Some events, like Fyre Festival, were destined to be a disaster from the start — but Burning Man is well established, having built a solid reputation since its inaugural event in 1986. Unfortunately, man, burning or otherwise, can’t tame nature — and extreme rains have caused chaos over the course of the week-long desert-based festival.
The rains were close to continuous and apparently the worst that the festival and its attendees have ever dealt with. According to multiple reports, the amount of rain that fell on the site during a 24-hour period this weekend was equal to the amount of rain the site usually sees in a two-to-three-month timeframe.
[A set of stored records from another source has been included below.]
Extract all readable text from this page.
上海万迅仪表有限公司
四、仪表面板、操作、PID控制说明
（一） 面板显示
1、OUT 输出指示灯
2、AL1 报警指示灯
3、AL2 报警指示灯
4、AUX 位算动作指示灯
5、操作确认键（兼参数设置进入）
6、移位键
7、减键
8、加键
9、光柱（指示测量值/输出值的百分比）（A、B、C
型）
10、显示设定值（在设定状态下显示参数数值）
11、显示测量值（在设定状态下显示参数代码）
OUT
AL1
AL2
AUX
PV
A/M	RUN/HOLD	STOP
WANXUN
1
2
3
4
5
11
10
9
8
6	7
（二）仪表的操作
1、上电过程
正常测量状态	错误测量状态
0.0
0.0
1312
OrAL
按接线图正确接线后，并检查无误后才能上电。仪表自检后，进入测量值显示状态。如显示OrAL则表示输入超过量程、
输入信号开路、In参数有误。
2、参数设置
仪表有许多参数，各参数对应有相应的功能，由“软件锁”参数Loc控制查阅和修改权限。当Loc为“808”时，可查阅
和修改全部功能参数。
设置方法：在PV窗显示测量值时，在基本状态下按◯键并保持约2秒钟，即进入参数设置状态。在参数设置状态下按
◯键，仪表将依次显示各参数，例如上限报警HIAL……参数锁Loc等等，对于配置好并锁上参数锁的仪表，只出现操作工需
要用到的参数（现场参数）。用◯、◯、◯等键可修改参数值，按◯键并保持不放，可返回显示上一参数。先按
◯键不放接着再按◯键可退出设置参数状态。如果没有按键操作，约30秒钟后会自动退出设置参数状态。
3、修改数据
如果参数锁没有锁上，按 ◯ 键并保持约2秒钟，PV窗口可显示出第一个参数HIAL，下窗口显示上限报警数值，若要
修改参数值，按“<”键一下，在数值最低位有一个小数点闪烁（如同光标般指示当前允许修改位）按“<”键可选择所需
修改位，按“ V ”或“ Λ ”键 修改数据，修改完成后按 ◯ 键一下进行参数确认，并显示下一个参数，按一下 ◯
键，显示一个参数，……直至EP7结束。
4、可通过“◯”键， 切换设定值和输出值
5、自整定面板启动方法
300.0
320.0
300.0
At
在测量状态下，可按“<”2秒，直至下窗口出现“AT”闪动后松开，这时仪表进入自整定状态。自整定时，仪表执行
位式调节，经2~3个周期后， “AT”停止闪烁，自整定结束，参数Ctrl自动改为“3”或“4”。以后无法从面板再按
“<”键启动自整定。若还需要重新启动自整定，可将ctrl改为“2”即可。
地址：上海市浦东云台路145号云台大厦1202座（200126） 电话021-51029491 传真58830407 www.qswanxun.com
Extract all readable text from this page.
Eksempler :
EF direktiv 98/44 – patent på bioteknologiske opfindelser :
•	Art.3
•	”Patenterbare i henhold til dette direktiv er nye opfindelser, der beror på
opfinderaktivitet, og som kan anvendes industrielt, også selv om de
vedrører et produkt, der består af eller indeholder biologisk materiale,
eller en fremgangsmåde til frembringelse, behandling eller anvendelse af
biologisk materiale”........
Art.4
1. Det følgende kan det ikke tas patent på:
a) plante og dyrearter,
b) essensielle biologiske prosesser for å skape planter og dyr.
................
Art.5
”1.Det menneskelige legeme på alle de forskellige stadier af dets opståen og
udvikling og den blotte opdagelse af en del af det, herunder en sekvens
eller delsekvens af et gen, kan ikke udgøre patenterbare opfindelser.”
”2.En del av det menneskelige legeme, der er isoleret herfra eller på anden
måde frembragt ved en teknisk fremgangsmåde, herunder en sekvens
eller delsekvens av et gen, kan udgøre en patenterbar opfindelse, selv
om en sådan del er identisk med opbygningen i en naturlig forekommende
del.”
Although “self-reliance” is one of the festival’s core themes, getting stranded in the desert is still tricky. Mud left vehicles stranded, the on-site lavatorial facilities were left unemptied, and trash was strewn everywhere. At least one fatality has also been recorded — though the cause is still being investigated. With roads out of the festival site closed for much of the weekend, organizers urged attendees to shelter in place and conserve food, water, and fuel.
Some attendees, including comedian Chris Rock, escaped the festival after trekking away from the site. Many have opted to hike five miles through the Black Rock Desert to the nearest road. Others are leaving by vehicle now that roads have finally been opened again —though at the time of writing, traffic on the safe routes out is gridlocked, and those attempting to leave this way are said to be waiting hours.
Burning Man is a highly exclusive, usually week-long, festival held annually in Nevada. It’s excessively popular, and potential attendees may, amongst other things, have to attend an interview where they are quizzed about the event’s “Ten Principles” to ensure that their philosophies match those of the festival itself. Nail the interview, and there’s a chance you could get a spot in one of the more desirable campsites. Fail it, and you probably won’t get a ticket at all.
The ten principles in question are radical inclusion, gifting, decommodification, radical self-reliance, radical self-expression, communal effort, civic responsibility, leaving no trace, participation, and immediacy.
The event technically began when Larry Harvey and Jerry James built an eight-foot-tall effigy on a California beach and lit it on fire during the 1986 summer solstice. Since then, it has shifted location to the Black Rock Desert, snowballed into an enormous cultural event, and now involves burning a far larger effigy. The exact size varies from year to year, but the current record was set in 2014 when a 105-foot-tall structure was torched. Burning Man’s website contains the line “We will always burn the man,” and despite this year’s chaos, that principle still holds true. After several delays, the traditional festival finale went ahead, and organizers managed to burn said man on the evening of September 4.